ECG, electrocardiogram; JVP, jugular venous pressure.


With permission from Hancock EW. Differential diagnosis of restrictive cardiomyopathy and constrictive pericarditis. Heart. 2001;86:343–349.


The difference between the subacute and the more chronic forms of constrictive pericarditis probably relates to whether only the visceral pericardium is fused to the epicardium of the heart (subacute) or both the visceral and the parietal pericardial layers are fused together (chronic). In both instances, the diastolic pressures in the atria are elevated due to the restriction of ventricular diastolic inflow. In constriction, the elevated atrial pressures and the normal early LV filling result in a rapid decrease in atrial pressure after the AV valves open and are responsible for the rapid y descent seen (see Fig. 43-2). However, the constraint imposed by the pericardium as the ventricle fills results in the sudden halting of this rapid early filling and an abrupt rise in pressure producing the “square root sign” or “dip and plateau” in the pressure tracings. The x descent is generally minimally affected; thus, the atrial y descent is greater than the x descent in constrictive pericardial disease. RV and pulmonary pressures are usually normal or only mildly elevated, with the result that the RV end-diastolic pressure (EDP) tends to be greater than one third the RV systolic pressure. At the end of ventricular diastole, both the right and left ventricles are confined by the pericardium, and there is equalization of the RV and LV EDPs.
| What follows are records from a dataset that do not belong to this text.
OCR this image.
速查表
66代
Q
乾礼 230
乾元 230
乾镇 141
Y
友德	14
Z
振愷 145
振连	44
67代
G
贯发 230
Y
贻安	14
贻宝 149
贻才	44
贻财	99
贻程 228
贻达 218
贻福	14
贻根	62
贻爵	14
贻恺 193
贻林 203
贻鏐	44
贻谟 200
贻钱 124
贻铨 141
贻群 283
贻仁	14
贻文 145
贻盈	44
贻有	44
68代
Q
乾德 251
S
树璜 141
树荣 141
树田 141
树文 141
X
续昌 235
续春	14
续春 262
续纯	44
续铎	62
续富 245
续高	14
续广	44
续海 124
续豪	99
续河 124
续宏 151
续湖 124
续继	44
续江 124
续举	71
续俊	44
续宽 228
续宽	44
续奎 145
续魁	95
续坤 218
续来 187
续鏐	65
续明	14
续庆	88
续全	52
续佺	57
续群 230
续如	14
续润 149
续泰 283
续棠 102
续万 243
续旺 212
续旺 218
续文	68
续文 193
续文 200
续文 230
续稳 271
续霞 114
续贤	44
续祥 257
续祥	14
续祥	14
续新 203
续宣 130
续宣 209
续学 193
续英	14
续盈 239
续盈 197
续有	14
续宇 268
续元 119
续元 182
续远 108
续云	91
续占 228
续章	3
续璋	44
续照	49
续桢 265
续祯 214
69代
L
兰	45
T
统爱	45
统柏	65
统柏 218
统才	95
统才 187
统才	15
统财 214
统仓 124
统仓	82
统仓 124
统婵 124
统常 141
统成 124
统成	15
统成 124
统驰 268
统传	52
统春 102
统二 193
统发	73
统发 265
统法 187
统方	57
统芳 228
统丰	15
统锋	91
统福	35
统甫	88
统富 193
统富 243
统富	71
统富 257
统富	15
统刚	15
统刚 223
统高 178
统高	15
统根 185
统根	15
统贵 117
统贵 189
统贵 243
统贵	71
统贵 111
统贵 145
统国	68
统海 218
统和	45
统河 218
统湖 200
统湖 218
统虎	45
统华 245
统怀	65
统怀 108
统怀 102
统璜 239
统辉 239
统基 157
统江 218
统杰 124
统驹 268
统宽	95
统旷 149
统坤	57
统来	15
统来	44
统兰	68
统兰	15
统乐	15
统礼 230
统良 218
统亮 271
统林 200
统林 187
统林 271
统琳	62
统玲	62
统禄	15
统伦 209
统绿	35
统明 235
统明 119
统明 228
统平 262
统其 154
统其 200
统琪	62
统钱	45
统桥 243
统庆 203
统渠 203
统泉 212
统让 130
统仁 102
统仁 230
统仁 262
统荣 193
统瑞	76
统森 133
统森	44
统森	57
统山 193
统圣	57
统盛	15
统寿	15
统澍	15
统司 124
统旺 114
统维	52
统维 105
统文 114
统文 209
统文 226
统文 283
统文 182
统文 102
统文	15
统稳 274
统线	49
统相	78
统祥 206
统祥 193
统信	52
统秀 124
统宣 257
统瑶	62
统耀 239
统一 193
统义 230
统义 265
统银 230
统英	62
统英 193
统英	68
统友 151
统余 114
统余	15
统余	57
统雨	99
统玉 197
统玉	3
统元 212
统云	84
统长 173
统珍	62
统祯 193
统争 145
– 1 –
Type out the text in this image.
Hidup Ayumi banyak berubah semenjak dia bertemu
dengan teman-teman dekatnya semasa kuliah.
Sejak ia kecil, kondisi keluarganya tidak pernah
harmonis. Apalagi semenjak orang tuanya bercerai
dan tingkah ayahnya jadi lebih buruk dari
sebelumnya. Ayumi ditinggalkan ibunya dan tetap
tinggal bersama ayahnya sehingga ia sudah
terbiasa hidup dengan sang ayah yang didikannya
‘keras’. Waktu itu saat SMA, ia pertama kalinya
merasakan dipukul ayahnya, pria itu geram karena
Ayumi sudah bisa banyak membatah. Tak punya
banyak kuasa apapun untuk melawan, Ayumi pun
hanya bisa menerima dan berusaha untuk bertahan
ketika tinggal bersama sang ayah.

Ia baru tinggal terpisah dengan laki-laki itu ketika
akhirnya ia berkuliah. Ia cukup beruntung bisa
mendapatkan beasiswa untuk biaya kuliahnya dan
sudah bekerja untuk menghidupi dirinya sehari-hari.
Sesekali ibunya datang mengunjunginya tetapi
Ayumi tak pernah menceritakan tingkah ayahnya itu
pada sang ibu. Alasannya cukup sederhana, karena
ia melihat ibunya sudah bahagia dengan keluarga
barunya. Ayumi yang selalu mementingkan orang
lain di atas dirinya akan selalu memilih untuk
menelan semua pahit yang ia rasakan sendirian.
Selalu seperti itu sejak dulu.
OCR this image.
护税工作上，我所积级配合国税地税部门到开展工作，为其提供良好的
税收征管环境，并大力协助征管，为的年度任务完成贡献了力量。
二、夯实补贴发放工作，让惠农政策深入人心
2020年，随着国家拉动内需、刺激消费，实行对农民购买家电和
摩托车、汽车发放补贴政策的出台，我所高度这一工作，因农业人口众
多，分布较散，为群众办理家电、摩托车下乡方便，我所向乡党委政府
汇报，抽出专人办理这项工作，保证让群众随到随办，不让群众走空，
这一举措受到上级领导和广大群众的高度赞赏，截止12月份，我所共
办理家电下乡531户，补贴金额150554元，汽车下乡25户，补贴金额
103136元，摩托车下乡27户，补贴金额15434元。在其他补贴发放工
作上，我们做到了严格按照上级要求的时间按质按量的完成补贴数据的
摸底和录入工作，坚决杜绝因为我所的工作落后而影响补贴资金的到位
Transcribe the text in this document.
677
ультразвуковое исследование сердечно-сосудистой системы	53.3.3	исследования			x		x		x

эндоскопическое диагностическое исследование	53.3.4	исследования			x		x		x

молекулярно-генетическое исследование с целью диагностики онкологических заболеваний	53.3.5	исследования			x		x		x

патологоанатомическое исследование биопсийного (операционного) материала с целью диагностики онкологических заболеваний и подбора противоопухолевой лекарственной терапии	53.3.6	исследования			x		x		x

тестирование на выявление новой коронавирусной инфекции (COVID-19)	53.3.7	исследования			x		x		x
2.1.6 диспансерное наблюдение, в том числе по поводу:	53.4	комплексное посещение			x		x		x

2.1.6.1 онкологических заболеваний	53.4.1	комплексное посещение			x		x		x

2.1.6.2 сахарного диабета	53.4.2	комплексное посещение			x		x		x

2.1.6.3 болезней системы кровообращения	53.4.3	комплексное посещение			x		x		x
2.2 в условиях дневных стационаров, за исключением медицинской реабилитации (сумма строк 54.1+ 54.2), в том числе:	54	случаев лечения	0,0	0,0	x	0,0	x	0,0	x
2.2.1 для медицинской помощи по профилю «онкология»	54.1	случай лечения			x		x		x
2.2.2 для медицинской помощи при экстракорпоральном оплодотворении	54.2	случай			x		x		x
The normal respiratory changes in cardiac flow are altered in constriction. The normal inspiratory fall in the RA pressures may not occur or may even rise (Kussmaul’s sign). Also reflecting the loss of normal RV filling, the inferior vena cava diameter may not collapse with inspiration as expected. The precise mechanisms responsible for these losses of respiratory effects on cardiac flow are the subject of some debate. It is possible that the rigid pericardium in constrictive pericarditis acts to disassociate the usually related intrathoracic and intracardiac pressures described earlier. In constriction, the right side of the heart is forced to fill to more than its capacity, and the right heart pressures rise rather than fall with inspiration. In addition, there is an inspiratory drop in the diaphragm that may pull the pericardium downward and actually further reduce the overall cardiac volumes. Kussmaul’s sign is not specific for pericardial constriction since it also can be seen in acute or chronic RV failure, RV infarction, RV volume overload, and restrictive cardiomyopathy. In most of these conditions, the constrictive physiology is due more to RV volume overload (reaching the limit of RV capacity) than to constriction from the pericardium.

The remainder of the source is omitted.